My boyfriend and I have been dating for 5 years, and in a relationship for 4 1/2 years. We haven’t lived together for just over three years.
When we were first dating, we discussed having mutual relationship goals of getting married and our timelines were the same. Two years ago I told them that I was ready to get engaged and start to slowly progress our relationship to the next step, and they seemed on board. One year later still no engagement and so I asked when they felt it would happen - they said soon. Birthdays, Christmas, NYE, NY, Valentine’s Day and our anniversary would pass and after a couple of month I’d ask again, but still get the same response of soon. When I asked them if they still wanted to get engaged in a non-judgemental way, they say ‘yes, soon baby’.

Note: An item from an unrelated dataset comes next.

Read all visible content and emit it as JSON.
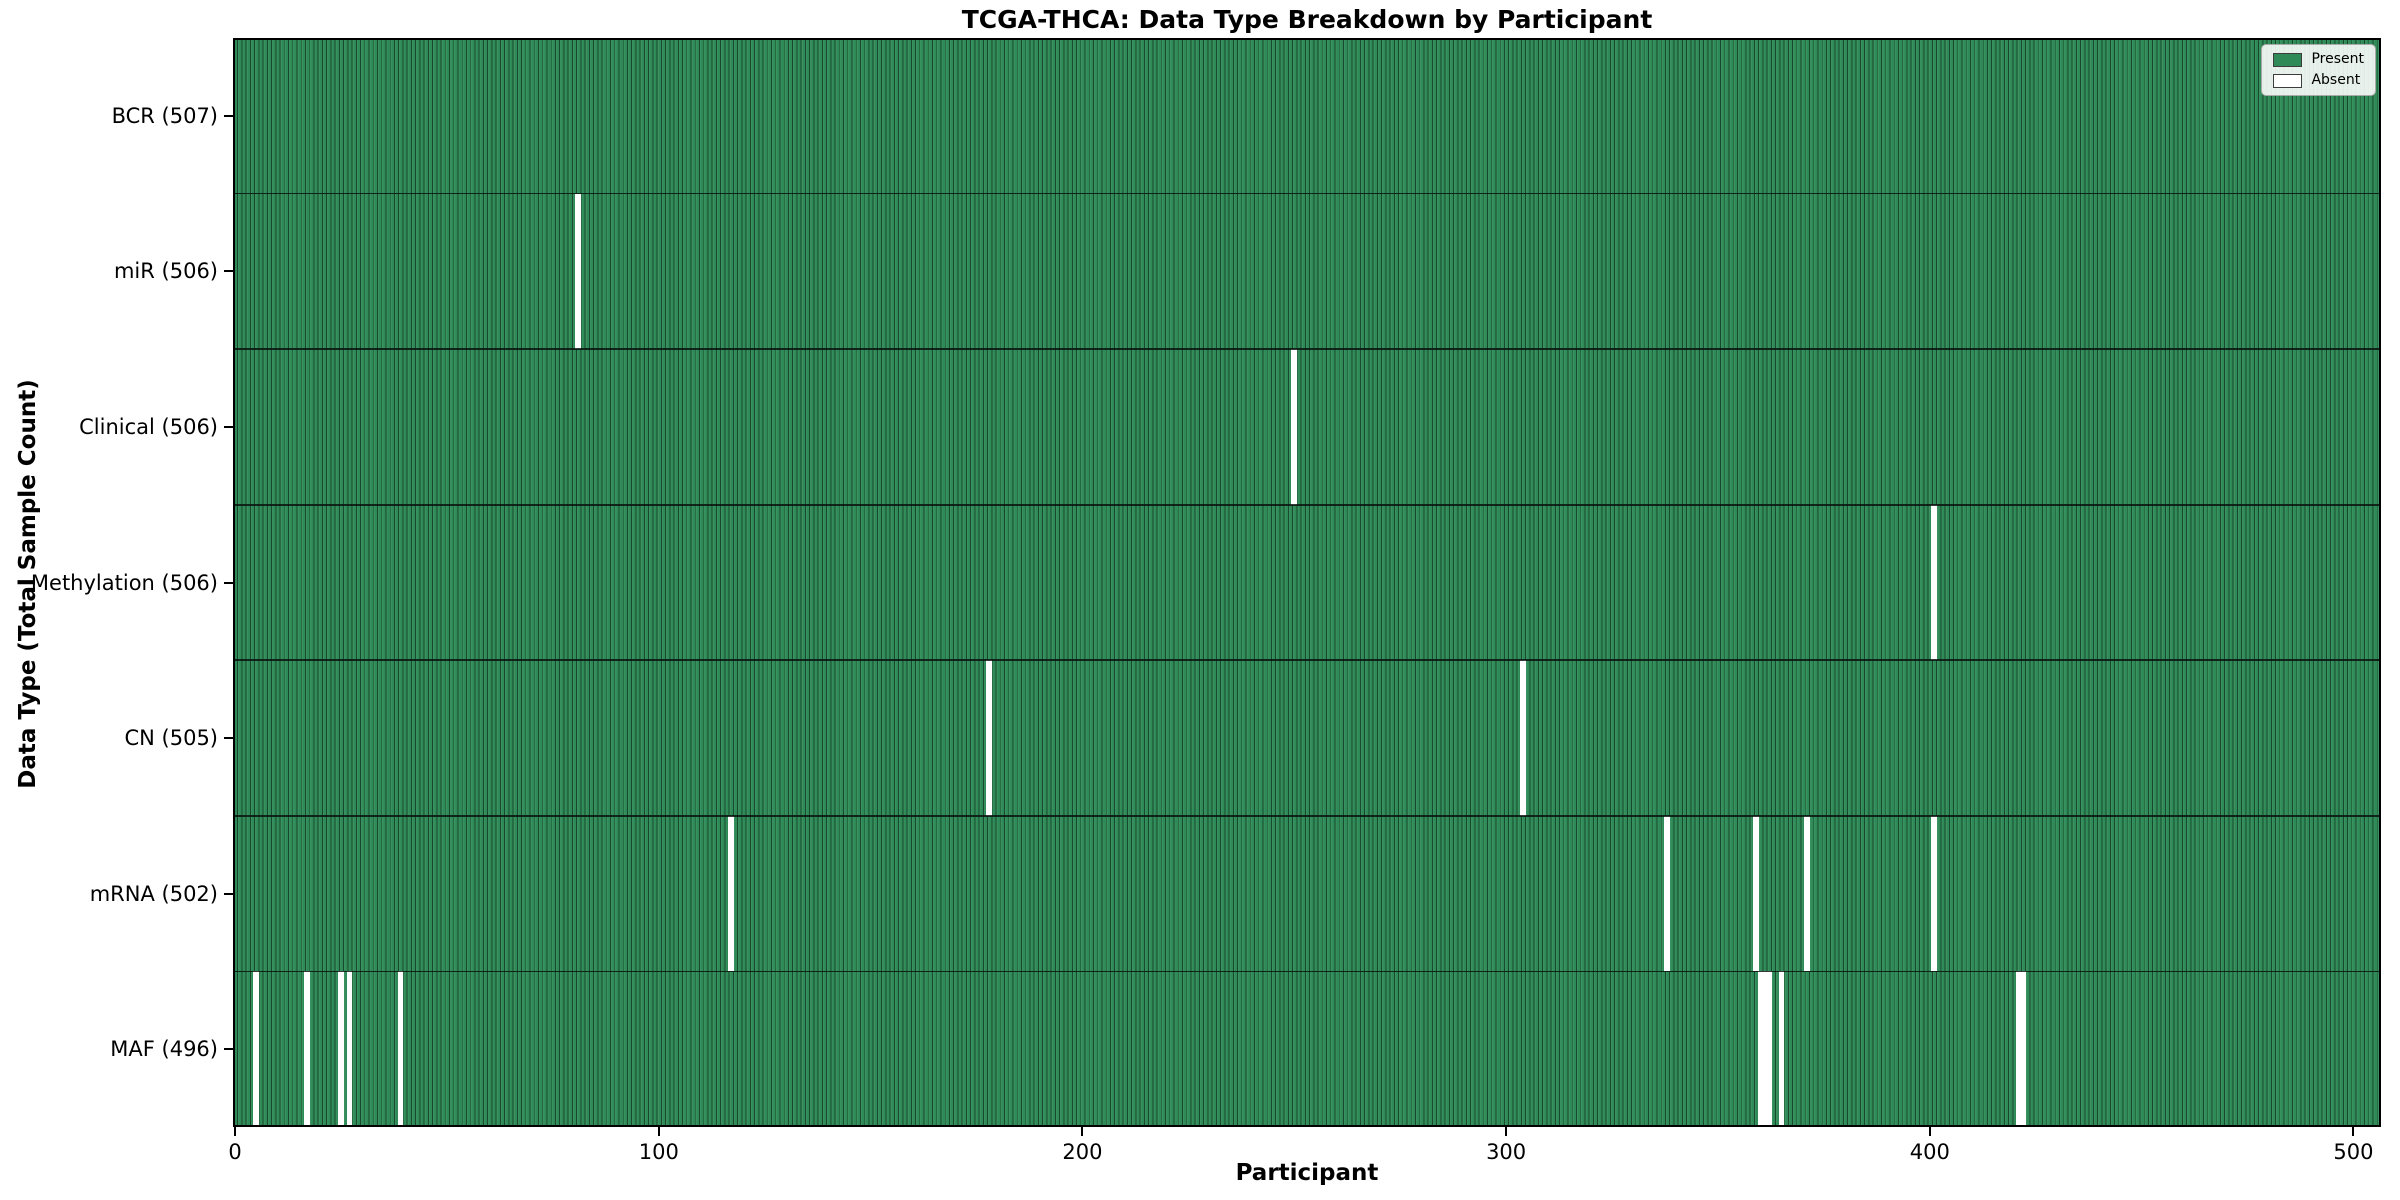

I’m ready to start my life with them and to make both independent/codependent steps to achieve our independent goals, alongside progression through our relationship. I’m getting tired of waiting and honestly just feel in limbo. Sometimes I can’t enjoy special occasions, as much as I seem too because I mask how I feel, because I’m waiting and nothing happens. I don’t know what to do because I don’t want to keep bothering him with it, but it’s important to me.
—
Separate from the above, but I found out today that he’s been looking at other girls (they look so young) TikTok videos online - these girls are extremely sexualised and take teasing photos/videos. We slept together and his log on my feed said he followed one of these girls pages when I went to the bathroom afterwards and he was waiting for me. I understand that we all have an almost uncontrollable first notice of such appealing things, but my problem is once that subconscious reaction has occurred and he makes the decision to continue looking/scrolling/following.
I can’t help but wonder if he hasn’t committed to us (and I think we would both say that we have a pretty good relationship) because he wants to keep his options open. I feel as though I am confident in myself and I work hard to keep myself in shape/look after myself through self-care (for myself of course), but I feel incomparable to the girls he looks at online. Can’t believe I’m even writing this, but specifically with my breast size.
I also feel as though I would be less bothered if we were engaged to be married because I’d know that he chooses to be with me (I would never say this to him though as I am not engaged and therefore do not know that I would not still be bothered if so).
I find it really difficult to communicate how I feel because I don’t like confrontation and I don’t want to cause any issues. I also sometimes feel as though he cares and hears me in the moment, then things slowly fade.
Please help. Any advice would be much appreciated as I am struggling with how I feel about this all.